Anything they can grow or build or make themselves, they do. Their two boys, Eli, 7, and Arlo, 10, are homeschooled, and they are educated in what some might call old-fashioned lifeskills.

"I think it tastes better than the store bought stuff," said Arlo, who enjoys feeding the fire with pine boughs. His little brother, Eli agreed that "how it tastes at the end" was the best part.

A particularly good haul for one day is 80 gallons of sap - which boils down to about 2 gallons of syrup.

Most of the Krinos' 15-or-so tapped sugar maples are on a property in Douglas. In 2004, Andy Krino, a carpenter by trade, helped dismantle an 1867 Yankee three-bay barn and build a home using the same wood and same footprint. The owner Arnold Shafer allows the family to tap the trees on his property. The orchard that once occupied what is now called "Shafer Haus" grew apples, peaches, pears and elderberries for the Chicago market and likely tapped the maple trees, Shafer said.

Each repurposed 5-gallon food-grade bucket is at various stages of full with what looks like icy water. In fact, the sap is made up of mostly water, which will evaporate in the cooking process.

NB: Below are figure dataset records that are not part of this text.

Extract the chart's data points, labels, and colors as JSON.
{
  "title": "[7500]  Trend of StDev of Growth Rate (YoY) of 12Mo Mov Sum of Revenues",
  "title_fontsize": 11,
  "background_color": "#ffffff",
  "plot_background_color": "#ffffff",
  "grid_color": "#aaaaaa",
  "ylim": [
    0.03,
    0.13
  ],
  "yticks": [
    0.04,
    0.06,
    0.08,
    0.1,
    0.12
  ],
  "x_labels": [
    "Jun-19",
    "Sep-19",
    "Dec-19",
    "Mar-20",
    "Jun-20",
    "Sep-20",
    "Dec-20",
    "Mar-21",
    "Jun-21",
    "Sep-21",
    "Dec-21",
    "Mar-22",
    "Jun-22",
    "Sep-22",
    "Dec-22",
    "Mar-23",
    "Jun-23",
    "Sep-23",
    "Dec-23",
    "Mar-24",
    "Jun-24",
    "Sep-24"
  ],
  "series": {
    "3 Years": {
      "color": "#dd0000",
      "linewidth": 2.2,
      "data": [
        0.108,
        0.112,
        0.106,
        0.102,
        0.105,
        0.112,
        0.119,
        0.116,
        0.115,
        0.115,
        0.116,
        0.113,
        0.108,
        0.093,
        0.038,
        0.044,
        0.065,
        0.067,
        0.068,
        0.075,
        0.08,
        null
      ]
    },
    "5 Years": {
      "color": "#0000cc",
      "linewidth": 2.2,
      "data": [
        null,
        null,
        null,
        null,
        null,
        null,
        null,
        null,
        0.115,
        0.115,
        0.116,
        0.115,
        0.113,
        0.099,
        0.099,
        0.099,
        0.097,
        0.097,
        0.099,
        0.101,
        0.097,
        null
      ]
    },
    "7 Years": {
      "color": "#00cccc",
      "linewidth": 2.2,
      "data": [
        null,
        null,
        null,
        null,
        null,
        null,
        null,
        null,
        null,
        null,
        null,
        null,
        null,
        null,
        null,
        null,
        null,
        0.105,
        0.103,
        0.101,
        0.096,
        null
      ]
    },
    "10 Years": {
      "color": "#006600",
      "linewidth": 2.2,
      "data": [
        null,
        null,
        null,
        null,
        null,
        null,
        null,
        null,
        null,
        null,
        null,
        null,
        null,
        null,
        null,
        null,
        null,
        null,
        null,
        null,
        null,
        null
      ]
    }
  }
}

Each tree is at least 2 feet in diameter. Hanging out of each tree is a piece of PEX - flexible tubing used in plumbing. It's "nice and flexible," Andy Krino said, and it just plain "does the job."

Trees give the best sap when there has been a cold winter and a good freeze-thaw cycle with cold nights and days in the mid-40s to 50 degrees.

"Trees like that apparently," he said.

The last week, or so, of the season, the sap gets darker and produces a syrup with a more earthy flavor.

"It's like a gift to us," Andy Krino said. "It's like ushering in the spring."

Canning in the fall, maple syrup in the spring, eating in season, it all creates a rhythm in their lives, Traci Krino said. It's a way to connect to the seasons and a way of "surrendering to God's timing."

"I think we were both born 100 years too late," he said.